The Peoples Democratic Party (PDP), the ruling party of Jammu and Kashmir, on Wednesday rejected the contention that the unrest in the state is because of its alliance with the Bharatiya Janata Party (BJP) and blamed the actions by the Congress and National Conference since 1948 for the loss of trust in democracy among the people of the valley.
In a strong and emotional speech in Lok Sabha during discussion on the Kashmir situation, senior PDP leader Muzaffar Hussain Baig said the Indian government should use its moral authority to resolve the problems of the state rather than using military authority.
Slamming Pakistan for its interference in Kashmir, he said people of the Valley are being “misguided”, and expressed faith in the Narendra Modi government, saying “if you can’t do it (resolve the problems), who can do it?”
He wondered whether Hizbul Mujahideen commander Burhan Wani, whose killing in an encounter with security forces triggered the unrest, could have been arrested instead of being gunned down.
In this context, the former minister of Jammu and Kashmir cited examples of how some militants had earlier given up the gun and contested elections to join the mainstream.
Rejecting allegations by critics that the current unrest is due to the PDP joining hands with the BJP to form the government, Baig said, “nobody can accuse them (BJP) of being traitors”.
Seeking to turn tables on his opponents, Baig went back into history and blamed the Congress and the National Conference, without naming them, for repeated controversial actions since 1948 when Prajapati Parishad was not allowed to contest polls.
He said Kashmiris lost faith in democracy due to actions like installing “un-elected governments” and dismissing elected governments besides rigging elections.
He said the rigging of the 1987 polls, allegedly by the National Conference-Congress combine, was the “deepest cut” to the faith of Kashmiris in democracy as these elections had been contested even by those who did not believe in the Indian Constitution but wanted to repose trust in the poll process.
In this regard, he gave the example of the chief of militant group Hizbul Mujahideen, whose original name is Mohd Yusuf Shah, contesting the elections which were “rigged”.

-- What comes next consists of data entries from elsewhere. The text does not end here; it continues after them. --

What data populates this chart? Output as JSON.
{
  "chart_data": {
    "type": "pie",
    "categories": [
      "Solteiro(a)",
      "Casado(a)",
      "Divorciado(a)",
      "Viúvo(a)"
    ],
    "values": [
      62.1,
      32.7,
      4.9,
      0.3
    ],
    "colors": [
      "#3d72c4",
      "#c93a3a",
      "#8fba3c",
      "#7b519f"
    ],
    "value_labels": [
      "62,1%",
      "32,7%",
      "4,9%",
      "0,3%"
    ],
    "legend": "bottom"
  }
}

Baig said Yasin Malik, now the Jammu Kashmir Liberation Front chief, was Shah’s polling agent and was “tortured” by police after National Conference-Congress came to power.
Taking objection to certain remarks of Baig against the Congress, party member KC Venugopal said the message should be given that the country is united on the Kashmir issue.
Referring to historical incidents, the PDP leader said a “fraud” had been played on Kashmiris by propagating that they are not pro-India and are pro-Pakistan.
Blasting Pakistan for interfering in Kashmir, Baig said the neighbouring country had become a victim of its own policies and as a result, it has Balochistan “burning” and faces problems in Pakistan-occupied Kashmir.
Appreciating the efforts of the central government, Baig disapproved of the criticism of Prime Minister Narendra Modi over the Kashmir situation, saying he should not be dragged into each and every issue.
He defended Modi over him playing drums during his Africa visit when Kashmir was burning, saying the Prime Minister was “making history [in Africa]”.
According to him, a kind of romanticism is being made about terrorism, which has become a business.
Talking about Wani’s killing, Baig wondered whether he could have been arrested. “Was it possible to arrest or inevitable to kill?... He (Wani) was not an invisible ghost or an Osama Bin Laden... At least for the sake of having a good judgement, it should be looked into whether Wani could have been arrested,” he said.
Taking objection to certain anti-Muslim remarks made by a leader whom he did not name, Baig said, “Muslims are as good an Indian as the Prime Minister... and Kashmiris are as good an Indian as Rajnath Singh”.
When Venugopal intervened, the PDP leader said, “Aap logon ne hamari awaaz dabayi hai (you people have suppressed our voice)”.
Minister of state for parliamentary affairs SS Ahluwalia told Venugopal that if “we don’t allow him to speak in the tallest temple of democracy, then where is he going to speak”.